We use the same PitchTier throughout, to model a falling intonation contour:
Create PitchTier... f0 0.00 0.50
Add point... 0.00 150
Add point... 0.50 100
The first and last 50 milliseconds are voiceless:
To PointProcess
Remove points between... 0.00 0.05
Remove points between... 0.45 0.50
Generate the glottal source signal:
To Sound (phonation)... 44100 0.6 0.05 0.7 0.03 3.0 4.0
During the labial or coronal closure, the sound is almost silent, so we use an IntensityTier that models this:
Create IntensityTier... intens 0.00 0.50
Add point... 0.05 60
Add point... 0.10 80
Generate the source signal:
plus Sound f0
Multiply
Rename... source
The ten sounds are generated in a loop:
for i from 1 to 10
f2_locus = 500 + (2500/9) * (i - 1) ; variable names start with lower case!
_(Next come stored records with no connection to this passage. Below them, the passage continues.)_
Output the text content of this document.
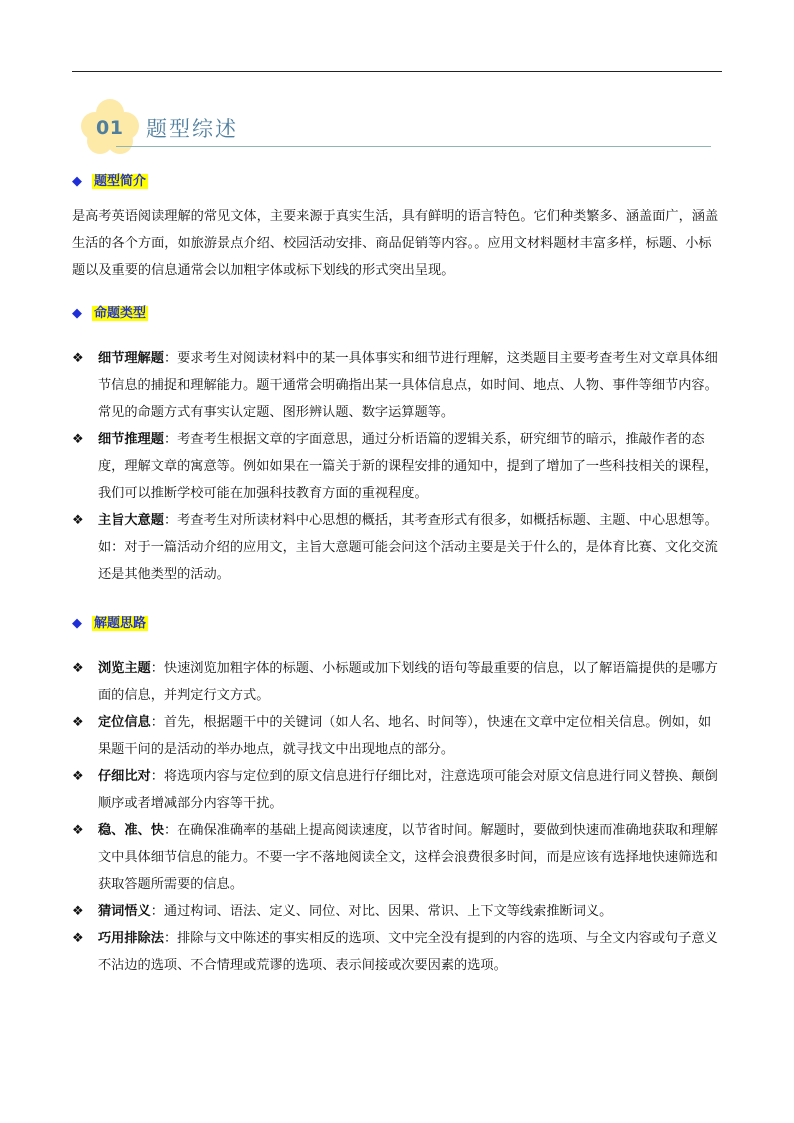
01 题型综述
◆ 题型简介

是高考英语阅读理解的常见文体，主要来源于真实生活，具有鲜明的语言特色。它们种类繁多、涵盖面广，涵盖生活的各个方面，如旅游景点介绍、校园活动安排、商品促销等内容。。应用文材料题材丰富多样，标题、小标题以及重要的信息通常会以加粗字体或标下划线的形式突出呈现。

◆ 命题类型
❖ 细节理解题：要求考生对阅读材料中的某一具体事实和细节进行理解，这类题目主要考查考生对文章具体细节信息的捕捉和理解能力。题干通常会明确指出某一具体信息点，如时间、地点、人物、事件等细节内容。常见的命题方式有事实认定题、图形辨认题、数字运算题等。
❖ 细节推理题：考查考生根据文章的字面意思，通过分析语篇的逻辑关系，研究细节的暗示，推敲作者的态度，理解文章的寓意等。例如如果在一篇关于新的课程安排的通知中，提到了增加了一些科技相关的课程，我们可以推断学校可能在加强科技教育方面的重视程度。
❖ 主旨大意题：考查考生对所读材料中心思想的概括，其考查形式有很多，如概括标题、主题、中心思想等。如：对于一篇活动介绍的应用文，主旨大意题可能会问这个活动主要是关于什么的，是体育比赛、文化交流还是其他类型的活动。
◆ 解题思路
❖ 浏览主题：快速浏览加粗字体的标题、小标题或加下划线的语句等最重要的信息，以了解语篇提供的是哪方面的信息，并判定行文方式。
❖ 定位信息：首先，根据题干中的关键词（如人名、地名、时间等），快速在文章中定位相关信息。例如，如果题干问的是活动的举办地点，就寻找文中出现地点的部分。
❖ 仔细比对：将选项内容与定位到的原文信息进行仔细比对，注意选项可能会对原文信息进行同义替换、颠倒顺序或者增减部分内容等干扰。
❖ 稳、准、快：在确保准确率的基础上提高阅读速度，以节省时间。解题时，要做到快速而准确地获取和理解文中具体细节信息的能力。不要一字不落地阅读全文，这样会浪费很多时间，而是应该有选择地快速筛选和获取答题所需要的信息。
❖ 猜词悟义：通过构词、语法、定义、同位、对比、因果、常识、上下文等线索推断词义。
❖ 巧用排除法：排除与文中陈述的事实相反的选项、文中完全没有提到的内容的选项、与全文内容或句子意义不沾边的选项、不合情理或荒谬的选项、表示间接或次要因素的选项。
Create FormantGrid... filter 0.0 0.5 9 800 1000 60 80
Remove formant points between... 1 0.0 0.5
Add formant point... 1 0.05 100
Add bandwidth point... 1 0.05 50
Add formant point... 2 0.05 f2_locus
Add bandwidth point... 2 0.05 100
plus Sound source
Filter (no scale)
Rename... bada'i'
select FormantGrid filter
Remove
endfor
Clean up:
select Sound source
plus Sound f0
plus IntensityTier intens
plus PointProcess f0
plus PitchTier f0
Remove
In this example, filtering was done without automatic scaling, so that the resulting signals have equal intensities in the areas where they have equal formants. You will probably want to multiply all these signals with the same value in order to bring their amplitudes in a suitable range between -1 and +1 Pascal.